作者
Elena Pérez‐Nadales,Mario Fernández‐Ruiz,Alejandra M. Natera,Belén Gutiérrez,Alessandra Mularoni,Giovanna Russelli,Lígia Câmera Pierrotti,Maristela Pinheiro Freire,Marco Falcone,Giusy Tiseo,Mario Tumbarello,Francesca Raffaelli,Edson Abdala,Marta Bodro,Elena Gervasi,María Carmen Fariñas,Elena Seminari,Juan José Castón,Juan Antonio Marín-Sanz,Víctor Gálvez-Soto,Meenakshi Rana,Belén Loeches,Pilar Martín-Dávila,Álvaro Pascual,Jesús Rodríguez-Baño,Estela Paz‐Artal,Luis Martínez-Martínez,J Torre-Cisneros,Mical Paul,Jordi Carratalà,Isabel Oriol,Regino Rodríguez-Álvarez,Elisa Cordero,José Antonio Lepe,Esperanza Merino de Lucas,Patricia Muñóz,Jesús Fortün,Julien Coussement,Laurent Dewispelaere,Björn Eriksson,Christian van Delden,Oriol Manuel,Wanessa Trindade Clemente,Tânia Mara Varejão Strabelli,Benoît Pilmis,Emmanuel Roilides,Iyer Ranganathan N,Paolo Grossi,Fabio Soldani,Marco Rizzi,Ban Hock Tan,Warren Lowman,Filiz Günseren,Hande Arslan,Zeliha Koçak Tufan,Esra Kazak,Miruna David,Seema Mehta Steinke,Darin Ostrander,Robin K. Avery,Erika D. Lease
摘要
We aimed to compare the efficacy of ceftazidime-avibactam (CAZ-AVI) versus the best available therapy (BAT) in solid organ transplant (SOT) recipients with bloodstream infection caused by carbapenemase-producing Klebsiella pneumoniae (CPKP-BSI).
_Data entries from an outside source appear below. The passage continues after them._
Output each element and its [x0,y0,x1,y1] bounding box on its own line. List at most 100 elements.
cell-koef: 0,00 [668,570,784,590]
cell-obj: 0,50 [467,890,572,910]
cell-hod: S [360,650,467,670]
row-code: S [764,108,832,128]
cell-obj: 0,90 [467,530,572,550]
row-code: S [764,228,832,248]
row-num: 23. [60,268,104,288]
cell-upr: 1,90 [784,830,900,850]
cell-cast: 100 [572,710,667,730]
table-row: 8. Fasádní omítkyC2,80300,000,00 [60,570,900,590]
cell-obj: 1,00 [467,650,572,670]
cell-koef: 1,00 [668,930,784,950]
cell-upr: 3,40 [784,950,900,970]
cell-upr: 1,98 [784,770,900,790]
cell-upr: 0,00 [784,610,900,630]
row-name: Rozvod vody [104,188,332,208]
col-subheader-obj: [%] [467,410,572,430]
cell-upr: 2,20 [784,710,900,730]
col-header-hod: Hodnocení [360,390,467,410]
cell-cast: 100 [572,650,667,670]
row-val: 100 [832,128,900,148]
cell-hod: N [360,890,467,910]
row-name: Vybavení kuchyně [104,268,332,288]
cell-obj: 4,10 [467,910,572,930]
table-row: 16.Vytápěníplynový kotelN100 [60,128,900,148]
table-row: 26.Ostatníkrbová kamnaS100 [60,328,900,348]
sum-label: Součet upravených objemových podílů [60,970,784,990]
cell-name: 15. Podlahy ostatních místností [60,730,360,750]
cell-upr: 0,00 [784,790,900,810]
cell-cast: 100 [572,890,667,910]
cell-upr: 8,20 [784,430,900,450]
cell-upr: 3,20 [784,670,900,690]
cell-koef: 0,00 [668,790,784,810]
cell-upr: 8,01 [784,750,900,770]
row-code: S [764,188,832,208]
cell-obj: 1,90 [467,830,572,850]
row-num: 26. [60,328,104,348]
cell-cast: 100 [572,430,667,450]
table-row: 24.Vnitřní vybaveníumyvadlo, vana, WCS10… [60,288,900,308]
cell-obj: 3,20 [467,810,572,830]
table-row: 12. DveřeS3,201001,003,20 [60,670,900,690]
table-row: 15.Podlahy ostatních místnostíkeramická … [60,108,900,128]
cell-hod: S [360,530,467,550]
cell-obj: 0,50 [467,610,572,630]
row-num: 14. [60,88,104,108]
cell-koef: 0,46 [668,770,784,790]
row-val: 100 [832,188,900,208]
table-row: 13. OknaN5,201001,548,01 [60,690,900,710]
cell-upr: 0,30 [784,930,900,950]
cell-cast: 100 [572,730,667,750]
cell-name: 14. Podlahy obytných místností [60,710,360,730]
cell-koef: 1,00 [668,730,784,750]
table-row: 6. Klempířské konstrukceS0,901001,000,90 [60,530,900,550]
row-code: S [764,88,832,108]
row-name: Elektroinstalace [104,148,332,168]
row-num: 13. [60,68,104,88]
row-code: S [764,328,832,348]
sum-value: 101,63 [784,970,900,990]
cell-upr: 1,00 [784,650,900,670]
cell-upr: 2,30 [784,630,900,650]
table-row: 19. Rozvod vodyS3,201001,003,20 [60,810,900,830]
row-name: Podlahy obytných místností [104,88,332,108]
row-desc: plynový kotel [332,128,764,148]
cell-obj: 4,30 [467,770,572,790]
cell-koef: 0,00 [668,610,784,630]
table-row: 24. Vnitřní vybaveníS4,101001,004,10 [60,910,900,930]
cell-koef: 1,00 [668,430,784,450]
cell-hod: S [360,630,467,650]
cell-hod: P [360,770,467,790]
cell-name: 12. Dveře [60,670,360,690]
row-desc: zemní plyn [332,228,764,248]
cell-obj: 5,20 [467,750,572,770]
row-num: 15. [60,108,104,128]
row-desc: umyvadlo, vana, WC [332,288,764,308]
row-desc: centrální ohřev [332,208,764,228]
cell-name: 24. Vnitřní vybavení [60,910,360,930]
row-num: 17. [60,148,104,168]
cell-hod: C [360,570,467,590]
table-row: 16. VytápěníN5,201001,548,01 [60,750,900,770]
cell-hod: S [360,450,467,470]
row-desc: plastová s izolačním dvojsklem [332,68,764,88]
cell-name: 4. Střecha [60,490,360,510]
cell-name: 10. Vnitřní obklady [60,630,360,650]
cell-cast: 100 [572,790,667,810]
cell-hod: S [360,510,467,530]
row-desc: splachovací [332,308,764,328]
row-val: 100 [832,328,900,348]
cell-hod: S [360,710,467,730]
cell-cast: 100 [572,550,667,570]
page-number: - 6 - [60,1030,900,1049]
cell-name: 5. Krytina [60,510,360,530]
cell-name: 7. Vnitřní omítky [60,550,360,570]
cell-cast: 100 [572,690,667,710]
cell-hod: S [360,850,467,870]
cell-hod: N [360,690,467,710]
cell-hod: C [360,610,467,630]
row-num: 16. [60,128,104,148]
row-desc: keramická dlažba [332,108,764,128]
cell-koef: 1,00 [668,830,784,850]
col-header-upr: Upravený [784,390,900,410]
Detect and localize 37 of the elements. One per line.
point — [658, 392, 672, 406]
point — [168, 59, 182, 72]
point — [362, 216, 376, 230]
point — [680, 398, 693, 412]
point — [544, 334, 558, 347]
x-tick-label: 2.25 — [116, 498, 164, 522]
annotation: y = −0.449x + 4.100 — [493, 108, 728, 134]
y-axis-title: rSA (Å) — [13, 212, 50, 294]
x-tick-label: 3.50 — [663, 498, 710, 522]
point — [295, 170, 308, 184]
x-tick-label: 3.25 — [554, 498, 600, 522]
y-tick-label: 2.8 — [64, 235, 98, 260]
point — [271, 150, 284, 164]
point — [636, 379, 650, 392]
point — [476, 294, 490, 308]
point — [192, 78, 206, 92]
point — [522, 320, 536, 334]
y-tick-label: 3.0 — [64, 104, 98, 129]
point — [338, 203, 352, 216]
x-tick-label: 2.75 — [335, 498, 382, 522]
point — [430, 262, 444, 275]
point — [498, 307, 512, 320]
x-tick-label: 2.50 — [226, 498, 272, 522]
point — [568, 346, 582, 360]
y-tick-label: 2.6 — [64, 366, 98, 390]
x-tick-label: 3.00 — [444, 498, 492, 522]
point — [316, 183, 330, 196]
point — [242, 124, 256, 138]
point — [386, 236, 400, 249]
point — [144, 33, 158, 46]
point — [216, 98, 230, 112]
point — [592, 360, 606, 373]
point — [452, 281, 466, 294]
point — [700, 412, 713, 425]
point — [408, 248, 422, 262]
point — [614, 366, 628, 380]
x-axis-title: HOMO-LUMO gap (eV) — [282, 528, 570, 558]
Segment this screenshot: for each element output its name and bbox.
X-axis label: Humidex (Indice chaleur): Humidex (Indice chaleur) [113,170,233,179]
A retrospective (2016-2021) observational cohort study was performed in 14 INCREMENT-SOT centers (ClinicalTrials.gov identifier: NCT02852902; Impact of Specific Antimicrobials and MIC Values on the Outcome of Bloodstream Infections Due to ESBL- or Carbapenemase-producing Enterobacterales in Solid Organ Transplantation: an Observational Multinational Study). Outcomes were 14-day and 30-day clinical success (complete resolution of attributable manifestations, adequate source control, and negative follow-up blood cultures) and 30-day all-cause mortality. Multivariable logistic and Cox regression analyses adjusted for the propensity score to receive CAZ-AVI were constructed. Among 210 SOT recipients with CPKP-BSI, 149 received active primary therapy with CAZ-AVI (66/149) or BAT (83/149). Patients treated with CAZ-AVI had higher 14-day (80.7% vs 60.6%, P = .011) and 30-day (83.1% vs 60.6%, P = .004) clinical success and lower 30-day mortality (13.25% vs 27.3%, P = .053) than those receiving BAT. In the adjusted analysis, CAZ-AVI increased the probability of 14-day (adjusted odds ratio [aOR], 2.65; 95% confidence interval [CI], 1.03-6.84; P = .044) and 30-day clinical success (aOR, 3.14; 95% CI, 1.17-8.40; P = .023). In contrast, CAZ-AVI therapy was not independently associated with 30-day mortality. In the CAZ-AVI group, combination therapy was not associated with better outcomes. In conclusion, CAZ-AVI may be considered a first-line treatment in SOT recipients with CPKP-BSI.